A new black tarantula species – discovered near Folsom State Prison in California – was named after the renowned singer Johnny Cash.
The species, called Aphonopelma johnnycashi, is abundant in the American southwest near California’s Folsom State Prison – a location where Johnny Cash recorded a live album in 1968 and also performed, and which had inspired the song “Folsom Prison Blues.”
A total of fourteen new tarantula species were discovered as part of a study in which researchers looked at almost 3,000 tarantulas from across the American Southwest. In the study – published Thursday (Feb. 4) in the online journal ZooKeys – the researchers analysed tarantula DNA, behaviour, anatomy, and geography, to get the most comprehensive overview of tarantulas.
Dr. Chris Hamilton, lead author of the study and an arachnologist and graduate student at Auburn University’s Department of Biological Sciences, said that although tarantulas as a group are quite well known to the public – thanks to their representation in pop culture – a lot less is known about their diversity, distribution, and how they live in the wild.
Tarantulas can vary in size – from tiny individuals to those that have six-inch-long (fifteen cm) legs – but their anatomical features do not vary as much. Hamilton and his colleagues analyzed tarantulas from different locations in the south-western U.S. To allow the people to send the researchers specimens, Brent Hendrixson, study co-author and chairman of the Department of Biology at Millsaps College in Mississippi, developed a Web page.
Jason Bond, the study’s senior author and director of the Auburn University Museum of Natural History (AUMNH), said that the tarantula collection (more than 2,300 specimens) from the museum also proved useful for the new study.
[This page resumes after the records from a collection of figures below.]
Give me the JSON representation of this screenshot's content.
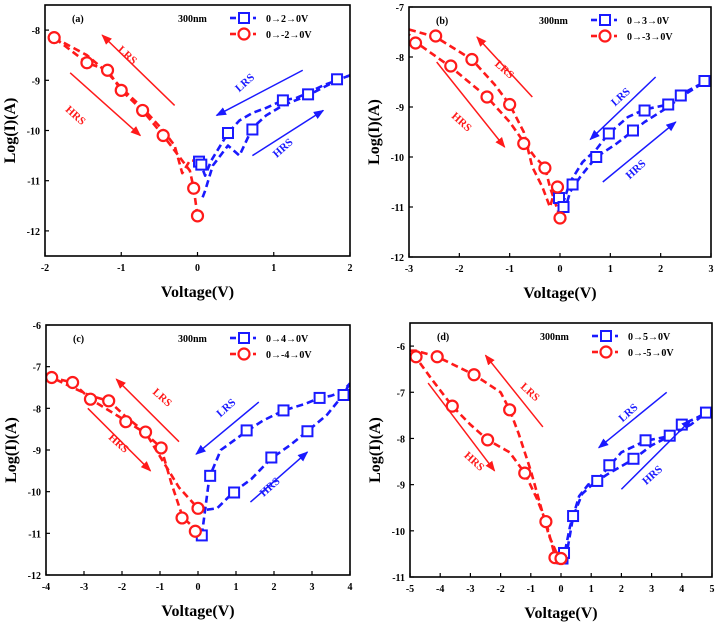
{
  "figure": {
    "colors": {
      "blue": "#1a1aff",
      "red": "#ff1a1a",
      "axis": "#000000"
    }
  },
  "chart_data": [
    {
      "type": "line",
      "panel_label": "(a)",
      "thickness_label": "300nm",
      "xlabel": "Voltage(V)",
      "ylabel": "Log(I)(A)",
      "xlim": [
        -2,
        2
      ],
      "ylim": [
        -12.5,
        -7.5
      ],
      "xticks": [
        -2,
        -1,
        0,
        1,
        2
      ],
      "yticks": [
        -12,
        -11,
        -10,
        -9,
        -8
      ],
      "grid": false,
      "legend_position": "top-right",
      "series": [
        {
          "name": "0→2→0V",
          "color": "blue",
          "marker": "square",
          "x": [
            0.02,
            0.05,
            0.1,
            0.18,
            0.3,
            0.4,
            0.55,
            0.72,
            0.9,
            1.12,
            1.3,
            1.45,
            1.65,
            1.83,
            2.0
          ],
          "y": [
            -10.6,
            -10.7,
            -10.9,
            -10.6,
            -10.3,
            -10.05,
            -9.8,
            -9.65,
            -9.55,
            -9.4,
            -9.35,
            -9.25,
            -9.1,
            -9.0,
            -8.9
          ],
          "return_x": [
            2.0,
            1.83,
            1.45,
            1.12,
            0.9,
            0.72,
            0.55,
            0.4,
            0.2,
            0.1,
            0.05
          ],
          "return_y": [
            -8.9,
            -9.0,
            -9.3,
            -9.5,
            -9.7,
            -9.95,
            -10.5,
            -10.3,
            -10.7,
            -11.2,
            -11.4
          ]
        },
        {
          "name": "0→-2→0V",
          "color": "red",
          "marker": "circle",
          "x": [
            0.0,
            -0.05,
            -0.1,
            -0.2,
            -0.3,
            -0.45,
            -0.72,
            -1.0,
            -1.18,
            -1.45,
            -1.88
          ],
          "y": [
            -11.7,
            -11.15,
            -10.8,
            -10.6,
            -10.4,
            -10.1,
            -9.6,
            -9.2,
            -8.8,
            -8.65,
            -8.15
          ],
          "return_x": [
            -1.88,
            -1.45,
            -1.18,
            -1.0,
            -0.72,
            -0.45,
            -0.3,
            -0.2,
            -0.1,
            0.0
          ],
          "return_y": [
            -8.15,
            -8.5,
            -8.85,
            -9.15,
            -9.55,
            -10.0,
            -10.3,
            -10.85,
            -10.6,
            -10.6
          ]
        }
      ],
      "markers": {
        "blue": {
          "x": [
            0.02,
            0.05,
            0.4,
            0.72,
            1.12,
            1.45,
            1.83
          ],
          "y": [
            -10.62,
            -10.68,
            -10.05,
            -9.98,
            -9.4,
            -9.28,
            -8.98
          ]
        },
        "red": {
          "x": [
            -1.88,
            -1.45,
            -1.18,
            -1.0,
            -0.72,
            -0.45,
            -0.05,
            0.0
          ],
          "y": [
            -8.15,
            -8.65,
            -8.8,
            -9.2,
            -9.6,
            -10.1,
            -11.15,
            -11.7
          ]
        }
      },
      "annotations": [
        {
          "text": "LRS",
          "color": "red",
          "x": -0.95,
          "y": -8.55,
          "angle": 42
        },
        {
          "text": "HRS",
          "color": "red",
          "x": -1.63,
          "y": -9.75,
          "angle": 42
        },
        {
          "text": "LRS",
          "color": "blue",
          "x": 0.65,
          "y": -9.1,
          "angle": -42
        },
        {
          "text": "HRS",
          "color": "blue",
          "x": 1.15,
          "y": -10.4,
          "angle": -42
        }
      ],
      "arrows": [
        {
          "color": "red",
          "from": [
            -0.3,
            -9.5
          ],
          "to": [
            -1.25,
            -8.1
          ]
        },
        {
          "color": "red",
          "from": [
            -1.67,
            -8.85
          ],
          "to": [
            -0.75,
            -10.1
          ]
        },
        {
          "color": "blue",
          "from": [
            1.38,
            -8.8
          ],
          "to": [
            0.25,
            -9.7
          ]
        },
        {
          "color": "blue",
          "from": [
            0.72,
            -10.5
          ],
          "to": [
            1.65,
            -9.6
          ]
        }
      ]
    },
    {
      "type": "line",
      "panel_label": "(b)",
      "thickness_label": "300nm",
      "xlabel": "Voltage(V)",
      "ylabel": "Log(I)(A)",
      "xlim": [
        -3,
        3
      ],
      "ylim": [
        -12,
        -7
      ],
      "xticks": [
        -3,
        -2,
        -1,
        0,
        1,
        2,
        3
      ],
      "yticks": [
        -12,
        -11,
        -10,
        -9,
        -8,
        -7
      ],
      "grid": false,
      "legend_position": "top-right",
      "series": [
        {
          "name": "0→3→0V",
          "color": "blue",
          "marker": "square",
          "x": [
            0.05,
            0.2,
            0.45,
            0.72,
            0.95,
            1.35,
            1.68,
            2.15,
            2.4,
            2.87,
            3.0
          ],
          "y": [
            -10.95,
            -10.5,
            -10.1,
            -9.85,
            -9.55,
            -9.2,
            -9.05,
            -8.95,
            -8.75,
            -8.5,
            -8.4
          ],
          "return_x": [
            3.0,
            2.87,
            2.4,
            2.15,
            1.68,
            1.45,
            1.1,
            0.72,
            0.4,
            0.2,
            0.1
          ],
          "return_y": [
            -8.4,
            -8.5,
            -8.8,
            -9.0,
            -9.3,
            -9.48,
            -9.75,
            -10.0,
            -10.4,
            -10.7,
            -11.05
          ]
        },
        {
          "name": "0→-3→0V",
          "color": "red",
          "marker": "circle",
          "x": [
            0.0,
            -0.1,
            -0.2,
            -0.3,
            -0.5,
            -0.72,
            -1.0,
            -1.45,
            -2.17,
            -2.87,
            -3.0
          ],
          "y": [
            -11.2,
            -10.9,
            -10.6,
            -10.2,
            -10.0,
            -9.7,
            -9.3,
            -8.8,
            -8.2,
            -7.7,
            -7.55
          ],
          "return_x": [
            -3.0,
            -2.47,
            -1.75,
            -1.3,
            -1.0,
            -0.72,
            -0.55,
            -0.35,
            -0.2,
            -0.08
          ],
          "return_y": [
            -7.45,
            -7.6,
            -8.05,
            -8.55,
            -8.95,
            -9.5,
            -10.2,
            -10.6,
            -11.0,
            -10.6
          ]
        }
      ],
      "markers": {
        "blue": {
          "x": [
            -0.02,
            0.07,
            0.25,
            0.72,
            0.97,
            1.45,
            1.68,
            2.15,
            2.4,
            2.87
          ],
          "y": [
            -10.82,
            -11.0,
            -10.55,
            -10.0,
            -9.53,
            -9.47,
            -9.07,
            -8.95,
            -8.77,
            -8.48
          ]
        },
        "red": {
          "x": [
            -2.87,
            -2.47,
            -2.17,
            -1.75,
            -1.45,
            -1.0,
            -0.72,
            -0.3,
            -0.05,
            0.0
          ],
          "y": [
            -7.72,
            -7.58,
            -8.18,
            -8.05,
            -8.8,
            -8.95,
            -9.73,
            -10.22,
            -10.6,
            -11.22
          ]
        }
      },
      "annotations": [
        {
          "text": "LRS",
          "color": "red",
          "x": -1.15,
          "y": -8.3,
          "angle": 42
        },
        {
          "text": "HRS",
          "color": "red",
          "x": -2.0,
          "y": -9.35,
          "angle": 42
        },
        {
          "text": "LRS",
          "color": "blue",
          "x": 1.25,
          "y": -8.85,
          "angle": -42
        },
        {
          "text": "HRS",
          "color": "blue",
          "x": 1.55,
          "y": -10.3,
          "angle": -42
        }
      ],
      "arrows": [
        {
          "color": "red",
          "from": [
            -0.55,
            -8.8
          ],
          "to": [
            -1.65,
            -7.6
          ]
        },
        {
          "color": "red",
          "from": [
            -2.45,
            -8.1
          ],
          "to": [
            -1.1,
            -9.8
          ]
        },
        {
          "color": "blue",
          "from": [
            1.9,
            -8.4
          ],
          "to": [
            0.6,
            -9.65
          ]
        },
        {
          "color": "blue",
          "from": [
            0.85,
            -10.5
          ],
          "to": [
            2.3,
            -9.3
          ]
        }
      ]
    },
    {
      "type": "line",
      "panel_label": "(c)",
      "thickness_label": "300nm",
      "xlabel": "Voltage(V)",
      "ylabel": "Log(I)(A)",
      "xlim": [
        -4,
        4
      ],
      "ylim": [
        -12,
        -6
      ],
      "xticks": [
        -4,
        -3,
        -2,
        -1,
        0,
        1,
        2,
        3,
        4
      ],
      "yticks": [
        -12,
        -11,
        -10,
        -9,
        -8,
        -7,
        -6
      ],
      "grid": false,
      "legend_position": "top-right",
      "series": [
        {
          "name": "0→4→0V",
          "color": "blue",
          "marker": "square",
          "x": [
            0.1,
            0.3,
            0.6,
            1.28,
            1.7,
            2.25,
            2.8,
            3.2,
            3.5,
            3.8,
            4.0
          ],
          "y": [
            -11.05,
            -9.65,
            -9.0,
            -8.55,
            -8.3,
            -8.05,
            -7.9,
            -7.75,
            -7.7,
            -7.6,
            -7.4
          ],
          "return_x": [
            4.0,
            3.8,
            3.4,
            2.88,
            2.4,
            1.93,
            1.4,
            0.95,
            0.5,
            0.1
          ],
          "return_y": [
            -7.4,
            -7.7,
            -8.15,
            -8.55,
            -8.9,
            -9.2,
            -9.7,
            -10.0,
            -10.4,
            -10.45
          ]
        },
        {
          "name": "0→-4→0V",
          "color": "red",
          "marker": "circle",
          "x": [
            0.0,
            -0.4,
            -0.7,
            -0.97,
            -1.38,
            -1.9,
            -2.83,
            -3.3,
            -3.85,
            -4.0
          ],
          "y": [
            -10.95,
            -10.62,
            -9.8,
            -8.95,
            -8.6,
            -8.3,
            -7.78,
            -7.38,
            -7.26,
            -7.2
          ],
          "return_x": [
            -4.0,
            -3.85,
            -3.3,
            -2.83,
            -2.35,
            -1.9,
            -1.38,
            -0.97,
            -0.5,
            0.0
          ],
          "return_y": [
            -7.2,
            -7.26,
            -7.5,
            -7.7,
            -7.82,
            -8.2,
            -8.58,
            -9.2,
            -9.9,
            -10.4
          ]
        }
      ],
      "markers": {
        "blue": {
          "x": [
            0.1,
            0.32,
            0.95,
            1.28,
            1.93,
            2.25,
            2.88,
            3.2,
            3.83
          ],
          "y": [
            -11.05,
            -9.62,
            -10.02,
            -8.53,
            -9.18,
            -8.05,
            -8.55,
            -7.75,
            -7.68
          ]
        },
        "red": {
          "x": [
            -3.85,
            -3.3,
            -2.83,
            -2.35,
            -1.9,
            -1.38,
            -0.97,
            -0.42,
            -0.07,
            0.0
          ],
          "y": [
            -7.26,
            -7.38,
            -7.78,
            -7.82,
            -8.32,
            -8.57,
            -8.95,
            -10.63,
            -10.95,
            -10.4
          ]
        }
      },
      "annotations": [
        {
          "text": "LRS",
          "color": "red",
          "x": -1.0,
          "y": -7.8,
          "angle": 42
        },
        {
          "text": "HRS",
          "color": "red",
          "x": -2.15,
          "y": -8.9,
          "angle": 42
        },
        {
          "text": "LRS",
          "color": "blue",
          "x": 0.8,
          "y": -8.05,
          "angle": -42
        },
        {
          "text": "HRS",
          "color": "blue",
          "x": 1.95,
          "y": -9.95,
          "angle": -42
        }
      ],
      "arrows": [
        {
          "color": "red",
          "from": [
            -0.5,
            -8.8
          ],
          "to": [
            -2.15,
            -7.3
          ]
        },
        {
          "color": "red",
          "from": [
            -2.9,
            -8.0
          ],
          "to": [
            -1.25,
            -9.5
          ]
        },
        {
          "color": "blue",
          "from": [
            1.6,
            -7.85
          ],
          "to": [
            -0.05,
            -9.1
          ]
        },
        {
          "color": "blue",
          "from": [
            1.38,
            -10.25
          ],
          "to": [
            2.88,
            -9.05
          ]
        }
      ]
    },
    {
      "type": "line",
      "panel_label": "(d)",
      "thickness_label": "300nm",
      "xlabel": "Voltage(V)",
      "ylabel": "Log(I)(A)",
      "xlim": [
        -5,
        5
      ],
      "ylim": [
        -11,
        -5.5
      ],
      "xticks": [
        -5,
        -4,
        -3,
        -2,
        -1,
        0,
        1,
        2,
        3,
        4,
        5
      ],
      "yticks": [
        -11,
        -10,
        -9,
        -8,
        -7,
        -6
      ],
      "grid": false,
      "legend_position": "top-right",
      "series": [
        {
          "name": "0→5→0V",
          "color": "blue",
          "marker": "square",
          "x": [
            0.1,
            0.2,
            0.4,
            0.7,
            1.2,
            1.6,
            2.0,
            2.8,
            3.2,
            3.6,
            4.0,
            4.5,
            4.8,
            5.0
          ],
          "y": [
            -10.6,
            -10.45,
            -9.7,
            -9.2,
            -8.9,
            -8.6,
            -8.3,
            -8.05,
            -8.0,
            -7.95,
            -7.7,
            -7.55,
            -7.45,
            -7.4
          ],
          "return_x": [
            5.0,
            4.8,
            4.3,
            3.6,
            3.0,
            2.4,
            1.6,
            1.2,
            0.9,
            0.6,
            0.3,
            0.1
          ],
          "return_y": [
            -7.4,
            -7.45,
            -7.7,
            -7.95,
            -8.15,
            -8.45,
            -8.75,
            -8.92,
            -9.0,
            -9.25,
            -9.9,
            -10.55
          ]
        },
        {
          "name": "0→-5→0V",
          "color": "red",
          "marker": "circle",
          "x": [
            0.0,
            -0.2,
            -0.5,
            -0.8,
            -1.2,
            -1.7,
            -2.43,
            -3.0,
            -3.6,
            -4.3,
            -4.8,
            -5.0
          ],
          "y": [
            -10.6,
            -10.55,
            -9.8,
            -9.3,
            -8.75,
            -8.3,
            -8.03,
            -7.7,
            -7.3,
            -6.7,
            -6.25,
            -6.1
          ],
          "return_x": [
            -5.0,
            -4.8,
            -4.1,
            -2.88,
            -2.0,
            -1.7,
            -1.4,
            -1.0,
            -0.7,
            -0.4,
            -0.1
          ],
          "return_y": [
            -6.1,
            -6.1,
            -6.23,
            -6.62,
            -7.0,
            -7.38,
            -7.9,
            -8.7,
            -9.4,
            -10.1,
            -10.55
          ]
        }
      ],
      "markers": {
        "blue": {
          "x": [
            0.05,
            0.1,
            0.4,
            1.2,
            1.6,
            2.4,
            2.8,
            3.6,
            4.0,
            4.8
          ],
          "y": [
            -10.6,
            -10.48,
            -9.68,
            -8.92,
            -8.58,
            -8.44,
            -8.04,
            -7.94,
            -7.7,
            -7.44
          ]
        },
        "red": {
          "x": [
            -4.8,
            -4.1,
            -3.6,
            -2.88,
            -2.43,
            -1.7,
            -1.2,
            -0.5,
            -0.2,
            0.0
          ],
          "y": [
            -6.23,
            -6.23,
            -7.3,
            -6.62,
            -8.03,
            -7.38,
            -8.75,
            -9.8,
            -10.58,
            -10.6
          ]
        }
      },
      "annotations": [
        {
          "text": "LRS",
          "color": "red",
          "x": -1.1,
          "y": -7.05,
          "angle": 42
        },
        {
          "text": "HRS",
          "color": "red",
          "x": -2.95,
          "y": -8.55,
          "angle": 42
        },
        {
          "text": "LRS",
          "color": "blue",
          "x": 2.3,
          "y": -7.5,
          "angle": -42
        },
        {
          "text": "HRS",
          "color": "blue",
          "x": 3.1,
          "y": -8.85,
          "angle": -42
        }
      ],
      "arrows": [
        {
          "color": "red",
          "from": [
            -0.6,
            -7.75
          ],
          "to": [
            -2.5,
            -6.2
          ]
        },
        {
          "color": "red",
          "from": [
            -4.4,
            -6.8
          ],
          "to": [
            -2.2,
            -8.7
          ]
        },
        {
          "color": "blue",
          "from": [
            3.5,
            -7.0
          ],
          "to": [
            1.25,
            -8.2
          ]
        },
        {
          "color": "blue",
          "from": [
            2.0,
            -9.1
          ],
          "to": [
            4.3,
            -7.6
          ]
        }
      ]
    }
  ]
}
They provided data on variations between biogeography and tarantula populations, Bond noted.
Apart from A. johnnycashi, which was named after “The Man in Black” (Cash’s nickname), some of the new spider species were named in reference to where they were found. For instance there is A. superstitionense (the Superstition Mountains) and A. saguaro (Saguaro National Park). A. xwalxwal was named after a word in the language of Cahuilla Native Americans, which means ‘type of small spider.’ A. moellendorfii was named after arachnologist Dave Moellendorf.
Paula Cushing of the Denver Museum of Nature and Science, said that the new study is a very important contribution to arachnology.